In the end, Chuck Alvey says, he didn't want to build a house he wouldn't be living in.

And so he stepped away, resigning last week as president and chief executive of the Economic Development Authority of Western Nevada.

Big changes appear to be coming in the way that Nevada organizes its economic development efforts, and they're likely to require a major restructuring of EDAWN assuming that the agency is around at all.

Alvey, who's been thinking about stepping down from the helm of EDAWN for a couple of years, didn't want to help create the new economic-development infrastructure and then leave the organization to his successor.

Better, he thought, to leave now so that his successor can shape the future of economic development.

But that future is uncertain.

A bill pending in the Nevada Legislature would designate a single agency in northern Nevada eligible to receive state economic development funding. A single economic agency also would be designated for southern Nevada, and a third would be designated to represent rural areas of the state.

Northern Nevada currently has two state-funded regional economic development agencies EDAWN and the Northern Nevada Development Authority in Carson City along with the medium-sized Elko County Economic Diversification Authority and smaller organizations in rural counties. (Nevada Business Connections, an industrial recruitment group headquartered in Carson City, is funded entirely by the private sector.)

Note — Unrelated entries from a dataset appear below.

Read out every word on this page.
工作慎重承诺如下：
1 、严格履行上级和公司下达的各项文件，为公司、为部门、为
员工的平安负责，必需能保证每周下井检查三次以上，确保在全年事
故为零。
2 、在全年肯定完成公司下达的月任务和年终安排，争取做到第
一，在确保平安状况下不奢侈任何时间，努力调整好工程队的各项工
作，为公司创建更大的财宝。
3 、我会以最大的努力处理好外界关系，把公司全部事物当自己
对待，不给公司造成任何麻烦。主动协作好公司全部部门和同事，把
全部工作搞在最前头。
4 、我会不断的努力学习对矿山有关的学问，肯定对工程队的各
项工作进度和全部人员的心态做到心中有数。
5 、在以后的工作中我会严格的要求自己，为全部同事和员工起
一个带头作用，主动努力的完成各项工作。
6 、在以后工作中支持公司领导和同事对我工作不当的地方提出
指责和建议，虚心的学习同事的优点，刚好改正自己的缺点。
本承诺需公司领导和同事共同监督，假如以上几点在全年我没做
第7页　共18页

Further muddying the future is the pending combination of EDAWN with the ready-to-merge Reno Sparks Chamber of Commerce and Northern Nevada Chamber of Commerce.

When that combination was announced, EDAWN officials noted that some careful footwork would be needed because the Reno Sparks Chamber of Commerce has actively lobbied lawmakers, while the state money provided to EDAWN can't be used for lobbying.

Stephanie Kruse, vice chair of the EDAWN board, says the organization is convinced that some sort of regional approach to economic development makes sense, but the details remain murky.

"It could be a very different animal," Kruse says.

And that means that EDAWN's board will ask its search firm to seek out creative candidates as it begins looking for a successor to Alvey.

"The ideal person will love a challenge, will love the opportunity to do something fresh and different," Kruse says.

A search firm is expected to begin its work within a couple of weeks. Alvey will stick around until a successor is in place.

Alvey, who spent three decades as a broadcaster before he was named to the top spot at EDAWN 12 years ago, says he began feeling the itch for a new challenge a couple of years ago.

But then the roof fell in on the economy, and EDAWN dramatically reduced its staff. For a while, Alvey wore multiple hats at the agency fielding calls from companies scouting the region, running its daily operations, and overseeing long-term strategic direction.

"If I walked out then, it would have created a vacuum," he says.

More recently, Alvey says he's planned to leave at the end of 2012 but the changes under consideration by the state government accelerated the timetable.

"I just couldn't see myself helping to design a house that I had no intention of living in," he says.